The trail finally ended in a small clearing, once again at the foot of the Frijoles Canyon. But this time, instead of gazing admiringly up at the tall canyon, I stood fixed to the ground, staring ahead of me in disbelief. A series of 150 foot ladders stood before me leaning steeply, climbing along the walls of the canyon. "Ladders?! There are ladders involved?!!" I finally blurted out. You see, for a while now, I have had an insensible fear of heights. Insensible, because it follows no rationale. I am not afraid of rollercoasters and I do swim in the deep end of the swimming pool. I have taken the elevator to the top of the Eiffel Tower, looked down at the ground below and was just fine. But I can’t bungee jump. And I can’t peer over the edge of a cliff. And looking at the 150 foot climb ahead of me, my fears decide I definitely can’t climb that ladder. And it doesn’t help that there is a sign right at the foot of the ladder reassuring me that "people who are afraid of heights or in poor health should not attempt to climb the ladders". There. That says it all. It's settled then. I don’t need to climb this.

It's a little foggy to me just how I ended up climbing the ladder, when it had already been decided that I wouldn’t. I guess it happened somewhere in between the "Well, so I guess you'll just wait for me here while I go check out what's on top there", "No way am I staying here while you get to go check it out" heated conversation that Joe and I had. Next thing I knew I was one foot placed on the first rung of the ladder, the other firmly on the ground, both hands hugging on to the ladder for dear life, deciding I wanted to see what lay at the top too.

I climbed gingerly, testing the stability of the wooden ladder with every step. Doing what I had been strictly forbidden to do - looking down at the floor of the canyon from atop the ladder, and secretly panicking, screaming silently in my head. And just when I thought I was done climbing one ladder, there stood another ladder connecting the climb to the top of the canyon. The climb to the top is quite steep and the passages are narrow enough that only a single person can use it at a time. I expected to scream out loud in horror when I saw just how straight up and steep the last ladder to the top was, but with every rung up the ladder, I had started to feel more and more confident and instead of sheer fear, it was a feeling of sheer exhilaration that I felt when I reached the very top of the canyon. I felt overcome with the feeling of being liberated from fears that insensibly hold me back. Standing atop the 160 foot canyon, looking at the gorgeous view that lay ahead, I felt free.

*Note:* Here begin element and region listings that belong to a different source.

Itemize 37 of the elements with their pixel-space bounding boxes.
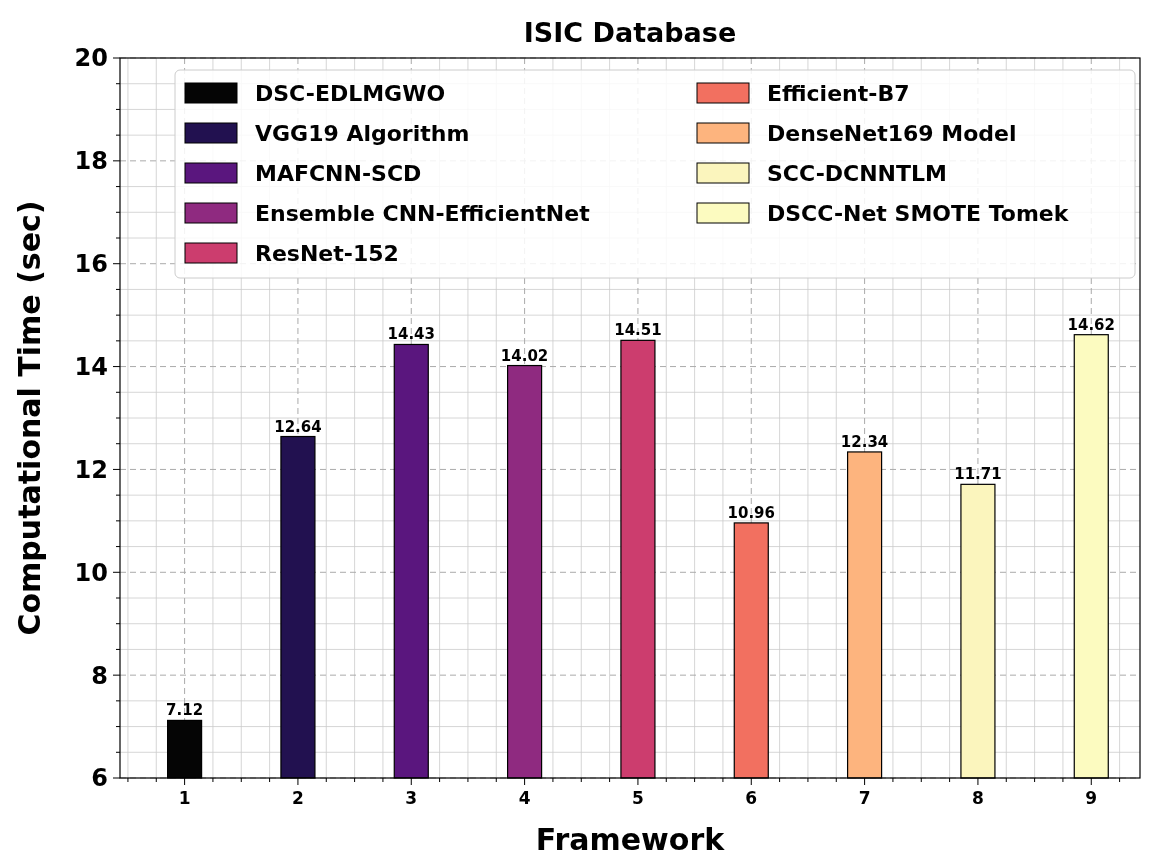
x-tick-label: 9: [1085, 788, 1098, 808]
y-tick-label: 18: [74, 147, 108, 176]
x-tick-label: 4: [518, 788, 531, 808]
y-tick-label: 8: [91, 661, 108, 690]
x-tick-label: 6: [745, 788, 758, 808]
y-tick-label: 16: [74, 250, 108, 279]
x-axis-title: Framework: [535, 822, 726, 856]
y-tick-label: 10: [74, 558, 108, 587]
legend-label: ResNet-152: [255, 240, 399, 266]
y-tick-label: 12: [74, 455, 108, 484]
data-label: 10.96: [727, 503, 775, 522]
y-tick-label: 14: [74, 352, 108, 381]
data-label: 12.64: [274, 417, 322, 436]
legend-label: VGG19 Algorithm: [255, 120, 470, 146]
legend-label: DSC-EDLMGWO: [255, 80, 446, 106]
x-tick-label: 2: [292, 788, 304, 808]
x-tick-label: 5: [632, 788, 644, 808]
x-tick-label: 3: [405, 788, 418, 808]
legend-label: DenseNet169 Model: [767, 120, 1017, 146]
legend-label: SCC-DCNNTLM: [767, 160, 947, 186]
legend-label: Efficient-B7: [767, 80, 910, 106]
data-label: 14.51: [614, 321, 662, 340]
data-label: 14.62: [1067, 315, 1115, 334]
data-label: 12.34: [840, 432, 889, 451]
chart-title: ISIC Database: [523, 17, 737, 48]
y-tick-label: 20: [74, 44, 108, 73]
legend-label: DSCC-Net SMOTE Tomek: [767, 200, 1070, 226]
y-axis-title: Computational Time (sec): [12, 200, 47, 636]
data-label: 11.71: [954, 465, 1002, 484]
x-tick-label: 7: [858, 788, 871, 808]
x-tick-label: 8: [972, 788, 984, 808]
data-label: 7.12: [166, 701, 204, 720]
data-label: 14.02: [500, 346, 549, 365]
legend-label: Ensemble CNN-EfficientNet: [255, 200, 591, 226]
data-label: 14.43: [387, 325, 435, 344]
legend-label: MAFCNN-SCD: [255, 160, 422, 186]
x-tick-label: 1: [178, 788, 191, 808]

The alcove house or the ceremonial cave is actually an underground kiva that lies on top of the canyon. A small ladder leads into the dark cave. When I step into the kiva, I am so glad for the absence of crowds, for the fact that few people venture up here, for that early morning hour, for the fact that the narrow passages allow only one person to climb at a time. Because all of that translates into utmost serenity. Peace, absolute peace is what I feel as I sit all alone inside the kiva, buried on top of the canyon. I touch the cold dark walls of the kiva in awe, feeling the quiet energy of this place that held so much significance to the people that lived here. The hopes and dreams and longings of the people that once lived here still reside in its walls. I close my eyes and whisper out a prayer. I don’t know if this place recognizes me or if my prayers make any sense to them, but for that brief moment alone, I allow my prayers to mingle in the air with prayers whispered in this room hundreds of years ago.


Much too soon, it’s time to head back down the ladder. That friendly fear clutches at my heart again. I debate over the best way to climb down. Do I go face forward overlooking the canyon scooting down? Or should I go face to the wall not knowing where the rung lies? Ten rungs of going down one way and ten rungs of going down the other way, and in the end it didn’t even matter which way I did it. I just wasn’t afraid anymore. Finally back down at the foot of the canyon, I looked up at the maze of ladders that I had just climbed. I shrugged my shoulders and in the end, it was no big deal. I had told my fears basically to go take a hike. Literally. And I was free from them. Liberated.